Kamerstuk 36159-25

Reactie op de motie van het lid Bikker c.s. over een landelijke campagne om drugsgebruikers te confronteren met de gevolgen van drugsgebruik voor de samenleving (Kamerstuk 36159-13)

Dossier: Wijziging van de Opiumwet in verband met het toevoegen van een derde lijst met als doel het tegengaan van de productie van en de handel in nieuwe psychoactieve stoffen en enkele andere wijzigingen


Nr. 25 BRIEF VAN DE MINISTER VOOR MEDISCHE ZORG

Aan de Voorzitter van de Tweede Kamer der Staten-Generaal

Den Haag, 6 maart 2024

Dinsdag 13 februari jl. heeft uw Kamer de motie Bikker c.s. aangenomen, die de regering verzoekt een landelijke campagne te starten – naar Rotterdams voorbeeld – waarin drugsgebruikers worden geconfronteerd met de gevolgen van drugsgebruik voor de samenleving (Kamerstuk 36 159, nr. 13). Tevens heeft mevrouw Bikker mij en de Minister van Justitie en Veiligheid verzocht de Kamer binnen twee weken per brief te informeren over de uitvoering van deze motie. Met deze brief voldoe ik, mede namens de Minister van Justitie en Veiligheid en de Staatssecretaris van Volksgezondheid, Welzijn en Sport, aan dit verzoek.

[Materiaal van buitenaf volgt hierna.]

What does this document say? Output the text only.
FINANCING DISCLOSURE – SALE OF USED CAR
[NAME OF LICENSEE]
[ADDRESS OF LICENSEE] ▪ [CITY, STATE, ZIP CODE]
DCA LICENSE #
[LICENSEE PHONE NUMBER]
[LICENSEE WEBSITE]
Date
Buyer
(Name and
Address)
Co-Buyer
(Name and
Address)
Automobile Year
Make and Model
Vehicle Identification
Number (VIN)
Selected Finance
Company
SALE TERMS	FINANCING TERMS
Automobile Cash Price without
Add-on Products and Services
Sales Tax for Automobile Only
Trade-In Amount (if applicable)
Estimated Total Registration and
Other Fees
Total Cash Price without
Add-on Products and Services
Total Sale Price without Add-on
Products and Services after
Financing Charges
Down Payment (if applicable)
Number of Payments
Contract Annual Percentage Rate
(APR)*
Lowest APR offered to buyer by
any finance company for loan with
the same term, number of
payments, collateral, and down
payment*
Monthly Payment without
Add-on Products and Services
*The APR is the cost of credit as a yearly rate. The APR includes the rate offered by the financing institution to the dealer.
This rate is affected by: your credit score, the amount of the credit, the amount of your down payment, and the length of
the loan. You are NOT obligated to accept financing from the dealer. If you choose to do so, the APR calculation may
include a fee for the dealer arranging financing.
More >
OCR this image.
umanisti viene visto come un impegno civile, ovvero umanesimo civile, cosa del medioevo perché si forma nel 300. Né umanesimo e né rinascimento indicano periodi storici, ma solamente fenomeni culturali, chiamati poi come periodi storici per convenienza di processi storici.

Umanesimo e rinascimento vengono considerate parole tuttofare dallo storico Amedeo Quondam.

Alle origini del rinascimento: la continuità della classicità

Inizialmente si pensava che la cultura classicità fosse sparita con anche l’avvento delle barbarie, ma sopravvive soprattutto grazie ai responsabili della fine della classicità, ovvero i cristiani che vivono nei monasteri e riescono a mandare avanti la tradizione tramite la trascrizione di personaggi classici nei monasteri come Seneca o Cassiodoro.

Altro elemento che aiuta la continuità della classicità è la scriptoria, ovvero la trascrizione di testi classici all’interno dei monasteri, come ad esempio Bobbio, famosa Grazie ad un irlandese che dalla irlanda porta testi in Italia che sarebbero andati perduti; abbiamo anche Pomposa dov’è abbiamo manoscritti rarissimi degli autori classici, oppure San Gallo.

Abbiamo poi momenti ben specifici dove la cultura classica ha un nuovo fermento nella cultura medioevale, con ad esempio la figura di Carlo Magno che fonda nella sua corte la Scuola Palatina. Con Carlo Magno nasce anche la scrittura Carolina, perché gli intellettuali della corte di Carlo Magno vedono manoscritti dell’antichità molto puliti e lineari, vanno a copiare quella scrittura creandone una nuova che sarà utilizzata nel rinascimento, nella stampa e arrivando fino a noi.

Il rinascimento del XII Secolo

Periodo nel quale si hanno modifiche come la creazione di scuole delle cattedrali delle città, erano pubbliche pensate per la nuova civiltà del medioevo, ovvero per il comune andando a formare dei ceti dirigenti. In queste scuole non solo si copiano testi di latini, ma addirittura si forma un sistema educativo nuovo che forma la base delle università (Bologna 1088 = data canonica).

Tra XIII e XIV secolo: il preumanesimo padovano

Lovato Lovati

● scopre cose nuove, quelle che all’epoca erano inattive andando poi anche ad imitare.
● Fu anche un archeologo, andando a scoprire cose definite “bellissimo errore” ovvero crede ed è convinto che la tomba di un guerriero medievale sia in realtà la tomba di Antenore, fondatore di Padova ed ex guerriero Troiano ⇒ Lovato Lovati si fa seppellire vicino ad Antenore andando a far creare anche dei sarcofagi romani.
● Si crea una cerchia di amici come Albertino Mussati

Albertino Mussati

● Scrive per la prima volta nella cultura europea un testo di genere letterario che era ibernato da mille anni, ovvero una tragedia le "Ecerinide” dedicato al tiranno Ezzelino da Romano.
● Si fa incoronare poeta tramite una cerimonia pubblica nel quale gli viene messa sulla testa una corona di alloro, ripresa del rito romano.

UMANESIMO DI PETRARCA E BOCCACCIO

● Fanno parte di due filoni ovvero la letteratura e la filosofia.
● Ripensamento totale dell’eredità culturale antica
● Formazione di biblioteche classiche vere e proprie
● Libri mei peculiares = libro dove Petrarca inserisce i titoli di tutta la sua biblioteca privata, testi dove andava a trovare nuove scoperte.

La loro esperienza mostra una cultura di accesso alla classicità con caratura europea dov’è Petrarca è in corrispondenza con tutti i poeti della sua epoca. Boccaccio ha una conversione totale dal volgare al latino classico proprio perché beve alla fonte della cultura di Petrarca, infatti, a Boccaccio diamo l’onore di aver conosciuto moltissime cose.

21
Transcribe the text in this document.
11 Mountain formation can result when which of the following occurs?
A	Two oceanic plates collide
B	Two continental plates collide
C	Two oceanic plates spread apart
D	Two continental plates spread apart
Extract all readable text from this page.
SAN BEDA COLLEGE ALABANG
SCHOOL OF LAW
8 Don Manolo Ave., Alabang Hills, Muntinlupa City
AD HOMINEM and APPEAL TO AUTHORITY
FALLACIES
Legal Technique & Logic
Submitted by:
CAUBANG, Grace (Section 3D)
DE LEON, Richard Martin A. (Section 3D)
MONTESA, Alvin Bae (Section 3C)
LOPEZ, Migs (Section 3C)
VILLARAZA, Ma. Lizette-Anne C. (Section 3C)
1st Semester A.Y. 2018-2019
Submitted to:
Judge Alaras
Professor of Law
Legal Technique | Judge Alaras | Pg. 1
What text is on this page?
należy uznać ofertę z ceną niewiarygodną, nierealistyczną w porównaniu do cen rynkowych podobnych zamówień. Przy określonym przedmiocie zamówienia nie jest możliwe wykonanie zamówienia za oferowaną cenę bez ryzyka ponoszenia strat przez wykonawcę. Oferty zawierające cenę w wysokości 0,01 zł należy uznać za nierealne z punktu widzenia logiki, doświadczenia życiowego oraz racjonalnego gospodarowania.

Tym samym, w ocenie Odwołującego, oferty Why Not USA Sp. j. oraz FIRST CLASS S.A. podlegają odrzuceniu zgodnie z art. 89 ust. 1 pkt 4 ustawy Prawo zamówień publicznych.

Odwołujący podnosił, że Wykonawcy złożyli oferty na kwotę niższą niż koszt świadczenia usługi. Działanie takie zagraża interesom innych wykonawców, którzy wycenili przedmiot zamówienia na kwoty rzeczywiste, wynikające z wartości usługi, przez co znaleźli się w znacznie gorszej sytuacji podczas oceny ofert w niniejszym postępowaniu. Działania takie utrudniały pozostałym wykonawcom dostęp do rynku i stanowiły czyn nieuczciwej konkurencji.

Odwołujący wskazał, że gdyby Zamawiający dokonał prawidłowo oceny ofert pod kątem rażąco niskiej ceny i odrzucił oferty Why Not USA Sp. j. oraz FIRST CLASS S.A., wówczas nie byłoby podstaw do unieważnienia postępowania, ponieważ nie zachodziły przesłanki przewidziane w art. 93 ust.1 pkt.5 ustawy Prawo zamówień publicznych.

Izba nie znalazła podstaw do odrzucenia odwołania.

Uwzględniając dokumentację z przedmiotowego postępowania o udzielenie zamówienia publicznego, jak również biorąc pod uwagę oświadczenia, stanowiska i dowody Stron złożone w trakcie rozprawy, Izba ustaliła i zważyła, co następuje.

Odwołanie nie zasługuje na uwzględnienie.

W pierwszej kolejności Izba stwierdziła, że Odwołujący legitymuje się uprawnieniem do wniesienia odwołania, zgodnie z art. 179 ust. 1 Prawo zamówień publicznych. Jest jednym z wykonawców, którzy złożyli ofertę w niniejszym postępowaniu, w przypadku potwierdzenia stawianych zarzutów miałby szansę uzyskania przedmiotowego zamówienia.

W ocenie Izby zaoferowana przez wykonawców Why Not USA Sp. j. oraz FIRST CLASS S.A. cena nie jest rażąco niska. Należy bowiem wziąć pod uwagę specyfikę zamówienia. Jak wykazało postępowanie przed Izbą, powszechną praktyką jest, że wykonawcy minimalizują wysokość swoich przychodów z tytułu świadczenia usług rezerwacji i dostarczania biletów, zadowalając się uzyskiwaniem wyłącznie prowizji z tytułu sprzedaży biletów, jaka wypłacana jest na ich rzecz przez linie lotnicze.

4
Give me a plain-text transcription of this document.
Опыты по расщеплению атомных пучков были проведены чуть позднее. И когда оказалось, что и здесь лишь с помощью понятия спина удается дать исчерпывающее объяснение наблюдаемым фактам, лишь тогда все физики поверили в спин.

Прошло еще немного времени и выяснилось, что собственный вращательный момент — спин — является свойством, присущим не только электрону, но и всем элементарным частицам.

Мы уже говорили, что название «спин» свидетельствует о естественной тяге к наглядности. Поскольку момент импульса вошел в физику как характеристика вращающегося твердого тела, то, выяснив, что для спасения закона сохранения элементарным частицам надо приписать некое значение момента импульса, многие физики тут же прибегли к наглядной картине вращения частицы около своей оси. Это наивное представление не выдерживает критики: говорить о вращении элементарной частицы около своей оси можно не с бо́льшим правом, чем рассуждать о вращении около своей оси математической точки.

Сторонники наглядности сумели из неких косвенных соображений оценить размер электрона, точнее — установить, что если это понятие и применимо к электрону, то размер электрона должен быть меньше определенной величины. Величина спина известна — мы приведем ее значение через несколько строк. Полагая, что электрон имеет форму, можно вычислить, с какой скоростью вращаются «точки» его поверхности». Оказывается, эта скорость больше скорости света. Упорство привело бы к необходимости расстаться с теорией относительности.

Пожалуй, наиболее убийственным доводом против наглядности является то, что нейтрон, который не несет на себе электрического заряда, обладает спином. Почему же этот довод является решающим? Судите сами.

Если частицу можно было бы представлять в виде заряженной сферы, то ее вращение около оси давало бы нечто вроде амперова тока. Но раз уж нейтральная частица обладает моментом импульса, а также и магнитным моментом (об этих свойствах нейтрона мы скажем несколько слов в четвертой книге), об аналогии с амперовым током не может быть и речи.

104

Deze motie, initieel ingediend tijdens de plenaire behandeling van de wijziging van de Opiumwet in verband met het toevoegen van een derde lijst met als doel het tegengaan van de productie van en de handel in nieuwe psychoactieve stoffen en enkele andere wijzigingen (Kamerstuk 36 159), is indertijd door mijn ambtsvoorganger ontraden. Hij stelde dat wetenschappelijke onderbouwing voor de effectiviteit van voorlichting van groot belang is en dat publieksbrede, grootschalige campagnes tegen drugsgebruik het gebruik juist kunnen normaliseren, en sprak de vrees uit dat een campagne zoals die in Rotterdam een normaliserend en stigmatiserend effect heeft. Daar sta ik nog steeds achter. Tegelijkertijd hoor ik de roep vanuit uw Kamer voor een landelijke campagne tegen drugsgebruik.

Uw Kamer heeft het mijn ambtsvoorganger en de Minister van Justitie en Veiligheid al vaker horen zeggen: het gebruik van drugs is geen onderdeel van een normale, gezonde leefstijl. Wie drugs gebruikt, loopt risico’s. Deze risico’s zijn ernstig en zowel lichamelijk, psychisch, financieel als sociaal van aard. Daarnaast draagt het gebruik van drugs bij aan de instandhouding van een criminele drugsindustrie waar geweld en intimidatie niet geschuwd worden, in Nederland en daarbuiten. Daarom is het voorkomen en verminderen van gebruik van groot belang voor een vitale en veilige samenleving en persoonlijk welbevinden.

Ik zal ter uitvoering van deze motie, samen met de Minister van Justitie en Veiligheid, in gesprek gaan met de gemeente Rotterdam, gedragsdeskundigen, preventiedeskundigen en communicatiedeskundigen om tot een plan voor een zo effectief mogelijke campagne te komen, waarbij we de gebruiker beter informeren over de risico’s van drugsgebruik – zowel voor de samenleving als voor de gebruiker – én gedragsverandering proberen te bewerkstelligen. Daarbij kijk ik, samen met de Minister van Justitie en Veiligheid, ook hoe we kunnen aansluiten bij onze lopende initiatieven als het gaat om het betrekken van het publiek in de strijd tegen ondermijnende, georganiseerde criminaliteit. Voor de zomer zal ik uw Kamer informeren over de voortgang van deze gesprekken. In deze brief zullen we tevens ingaan op het vraagstuk van de dekking van deze motie, daar een voorstel hiertoe niet in de motie opgenomen was, en hiervoor geen middelen zijn gereserveerd.